Calling a to_* function should return a representation of that object in the new datatype – i.e. calling to_s on a number returns a representation of that number as a string. But calling to_proc on a symbol doesn’t return a representation of that symbol as a proc, because there’s no such thing. The two aren’t related at all (not in Ruby, anyway). If you did want to define such a method the only logical approach would be to return a proc that evals the symbol, but instead we return something else entirely. It’s all just there to facilitate this convenient notation. But really this is an abuse of notation – there should be proper syntax for this sort of thing.

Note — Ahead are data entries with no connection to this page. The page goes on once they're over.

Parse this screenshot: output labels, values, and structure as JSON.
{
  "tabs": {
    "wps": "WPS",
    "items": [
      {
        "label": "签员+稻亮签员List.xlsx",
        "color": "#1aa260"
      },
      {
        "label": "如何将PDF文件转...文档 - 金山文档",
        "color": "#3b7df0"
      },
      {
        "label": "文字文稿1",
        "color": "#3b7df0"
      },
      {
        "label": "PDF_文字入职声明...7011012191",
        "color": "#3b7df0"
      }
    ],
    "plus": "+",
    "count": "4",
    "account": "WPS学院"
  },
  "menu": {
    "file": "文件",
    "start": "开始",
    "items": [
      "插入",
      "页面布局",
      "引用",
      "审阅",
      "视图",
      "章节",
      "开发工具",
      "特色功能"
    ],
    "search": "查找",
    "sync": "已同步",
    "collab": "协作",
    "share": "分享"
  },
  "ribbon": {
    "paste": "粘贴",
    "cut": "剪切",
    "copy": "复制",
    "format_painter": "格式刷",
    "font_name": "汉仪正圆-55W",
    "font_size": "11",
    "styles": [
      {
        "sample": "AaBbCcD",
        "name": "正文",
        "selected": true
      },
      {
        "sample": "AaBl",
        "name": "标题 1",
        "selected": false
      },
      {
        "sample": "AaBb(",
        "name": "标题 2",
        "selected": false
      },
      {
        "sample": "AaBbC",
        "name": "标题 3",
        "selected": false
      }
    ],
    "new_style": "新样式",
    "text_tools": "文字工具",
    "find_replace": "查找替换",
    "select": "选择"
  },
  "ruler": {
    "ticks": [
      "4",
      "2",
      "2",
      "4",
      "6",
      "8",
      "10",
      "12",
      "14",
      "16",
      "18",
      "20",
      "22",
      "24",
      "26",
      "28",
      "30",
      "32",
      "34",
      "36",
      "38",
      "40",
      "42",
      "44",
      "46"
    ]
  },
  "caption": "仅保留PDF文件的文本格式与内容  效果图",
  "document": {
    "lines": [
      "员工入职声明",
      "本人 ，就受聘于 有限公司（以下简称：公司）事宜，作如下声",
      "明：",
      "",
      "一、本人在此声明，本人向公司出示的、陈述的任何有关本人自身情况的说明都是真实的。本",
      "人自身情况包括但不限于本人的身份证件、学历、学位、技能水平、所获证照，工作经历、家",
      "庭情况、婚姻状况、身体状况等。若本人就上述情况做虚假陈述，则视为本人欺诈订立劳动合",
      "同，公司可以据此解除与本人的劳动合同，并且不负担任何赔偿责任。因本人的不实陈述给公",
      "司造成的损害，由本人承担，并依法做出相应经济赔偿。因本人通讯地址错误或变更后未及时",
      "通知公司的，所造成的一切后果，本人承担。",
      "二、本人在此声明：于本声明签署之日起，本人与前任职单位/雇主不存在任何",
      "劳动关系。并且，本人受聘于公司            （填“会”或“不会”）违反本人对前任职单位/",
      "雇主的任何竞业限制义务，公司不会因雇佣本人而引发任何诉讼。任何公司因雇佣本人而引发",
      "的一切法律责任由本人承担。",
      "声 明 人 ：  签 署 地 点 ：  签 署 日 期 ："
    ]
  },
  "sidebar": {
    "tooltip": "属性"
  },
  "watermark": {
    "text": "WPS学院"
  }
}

Making unbound methods first-class

To make matters worse, what are we meant to do if the function we want to use isn’t on the objects we’re mapping or filtering, but is defined somewhere else? Suppose I want to define a (terribly inefficient) method of finding all the prime numbers between 1 and 1000. This time, I have to use method.

def prime? number
  (2...number).none? {|i| i % number == 0}
end

(1..1000).select(&method(:prime?))

Ugh. All those parentheses flying around are less than pretty, having to write method doesn’t add anything to the clarity and the whole thing is just generally more difficult to read than it’s attribute-calling cousin. In fact, this isn’t any better than just writing out a block. Consider the same thing in Scheme.

(define (prime? number)
  (not (any? (lambda i (eql? (% i number) 0))
    (iota number 2)))

(filter prime? (iota 1000 1))

On that last line it’s far clearer what’s going on – there’s no extraneous stuff flying about. Ruby’s offering is so weak in comparison.

What to do?

Die-hard Rubyists will probably say that Ruby is optimised for the most common case which is calling methods on functions. I agree that it does make a lot of code more readable through the lack of any parentheses or other punctuation, but that doesn’t preclude at least a simpler syntax for referring to functions. This is something that is genuinely incomplete if Ruby wishes to support proper functional programming, and really it’s an issue that needs to be tackled at the language level. That horrible &:symbol hack should be ripped out and replaced and we’re totally missing something that works for the other case.

For the latter, you could quite easily use &methodname, for example, and the only real conflict it would create would be in the case where you’re trying to pass a lambda returned from a function as a block to another function – not something I’ve seen much in any high-profile Ruby libraries. Or if that conflicts too much for your liking Ruby could choose a different symbol and support something like ~methodname.

Until then, what is one to do? If you’re feeling this pain you might like to consider the ampex gem. This cleverly use a &X notation to make methods first-class, and it even includes a quick syntax to map a Hash to a specific key which is a bit of a pain with plain Ruby. The syntax isn’t perfect but it’s the best you’re gonna get. Give it a try and feel the levity of first-class functions in Ruby!